Despite the enormity of the settlement, endlessly-revised plans have been made to re-develop Dharavi––and not all without cause. Residents in the slum lack basic necessities, the most urgent of which are undoubtedly related to sanitation: as another shocking statistic, there are only seven-hundred toilets in Dharavi, with each toilet used by over one thousand people every day. Yet, during my brief time in the space, I became ever-more convinced that simple demolition, or grand reinstatement of a tabula rasa, would be a thoughtless excision of one of Mumbai’s most innovative urban assets. Indeed, many Indian architects today call for a retention of a “local” architectural vernacular, one which seeks to authentically express the myriad of reagents found in India’s rich architectural history. Surely such thoughts should similarly be given to urban development: Dharavi is an awe-inspiring example of a uniquely organic urban formation, one which should be improved, not abolished.

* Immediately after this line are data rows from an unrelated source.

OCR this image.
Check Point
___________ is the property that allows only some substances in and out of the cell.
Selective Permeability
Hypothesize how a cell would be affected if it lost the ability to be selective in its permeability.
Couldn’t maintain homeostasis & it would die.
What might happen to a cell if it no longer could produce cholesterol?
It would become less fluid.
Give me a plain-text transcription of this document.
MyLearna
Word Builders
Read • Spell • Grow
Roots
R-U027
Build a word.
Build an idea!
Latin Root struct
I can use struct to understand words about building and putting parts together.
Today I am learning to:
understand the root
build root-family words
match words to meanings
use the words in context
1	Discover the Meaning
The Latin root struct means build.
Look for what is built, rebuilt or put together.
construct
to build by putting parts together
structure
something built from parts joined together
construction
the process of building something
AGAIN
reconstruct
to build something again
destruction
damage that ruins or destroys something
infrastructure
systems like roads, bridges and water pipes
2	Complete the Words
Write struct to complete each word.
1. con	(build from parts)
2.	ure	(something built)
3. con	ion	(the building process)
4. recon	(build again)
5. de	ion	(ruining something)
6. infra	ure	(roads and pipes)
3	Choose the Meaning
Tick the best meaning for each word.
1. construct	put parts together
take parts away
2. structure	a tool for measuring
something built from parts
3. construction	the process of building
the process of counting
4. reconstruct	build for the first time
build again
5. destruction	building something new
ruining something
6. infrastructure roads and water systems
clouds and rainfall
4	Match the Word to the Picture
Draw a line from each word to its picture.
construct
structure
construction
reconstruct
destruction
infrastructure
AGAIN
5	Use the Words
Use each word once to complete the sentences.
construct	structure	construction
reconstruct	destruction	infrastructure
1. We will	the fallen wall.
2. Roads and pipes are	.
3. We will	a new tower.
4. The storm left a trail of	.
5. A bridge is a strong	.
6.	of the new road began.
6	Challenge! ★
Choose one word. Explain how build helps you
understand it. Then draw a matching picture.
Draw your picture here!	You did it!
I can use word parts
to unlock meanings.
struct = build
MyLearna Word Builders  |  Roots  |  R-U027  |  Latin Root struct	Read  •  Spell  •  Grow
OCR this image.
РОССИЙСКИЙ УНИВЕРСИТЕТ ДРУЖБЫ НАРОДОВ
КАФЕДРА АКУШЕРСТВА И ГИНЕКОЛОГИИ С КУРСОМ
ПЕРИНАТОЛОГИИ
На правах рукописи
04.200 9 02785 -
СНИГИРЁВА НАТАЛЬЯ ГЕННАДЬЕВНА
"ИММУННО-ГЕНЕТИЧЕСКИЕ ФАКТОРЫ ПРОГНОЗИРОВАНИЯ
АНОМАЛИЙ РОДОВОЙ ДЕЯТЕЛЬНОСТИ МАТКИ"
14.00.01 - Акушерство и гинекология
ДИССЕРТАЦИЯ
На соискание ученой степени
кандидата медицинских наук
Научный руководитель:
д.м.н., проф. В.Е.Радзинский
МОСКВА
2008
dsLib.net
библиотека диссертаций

Small-scale interventions, which aim to provide Dharavi’s residents with a higher standard of living, may be a promising, and immediate, way forward. The improvement and proliferation of toilets, for example, would make an immediate impact on the lives of thousands. The distribution of materials which seek to better-insulate homes from inclement weather would undoubtedly raise standards of living for many in Dharavi’s upper reaches. Such strategies could be implemented easily and organically, and would not rely on the relocation of millions in order to enact change. Yet politicians are often hesitant to legitimize slum developments, and corruption in India exacerbates attempts to reach the urban poor on this scale.

​What's more is the matter of image. Though many architects and urbanists find Dharavi endlessly fascinating, those concerned with the depiction of Mumbai––and often those with political control––see these developments in direct conflict with Mumbai's future "world city" image. In sharp contrast to gleaming high-rises and sprawling shopping centers, Dharavi is not attractive in a purely aesthetic, Western sensibility. But, as mentioned above, its aesthetic qualities have little correlation with its economic, social, and urban importance. Given time, Dharavi's urban implications may be far more profound than any intervention conceived by architects, urbanists, or politicians; it is our collective responsibility to allow it to mature.

Residents and bureaucrats alike must attempt to see Dharavi's reality and promise. Mumbai does not need to "look" like any other city (and especially not Shanghai) in order to become one of the world's most important urban centers. What matters here, above all, is content. The ingenuity seen in Dharavi's informal sprawl may well be a powerful means for India to innovate at the scale of the "local," to nurture an unassuming yet radical urban condition in the heart of a truly global metropolis.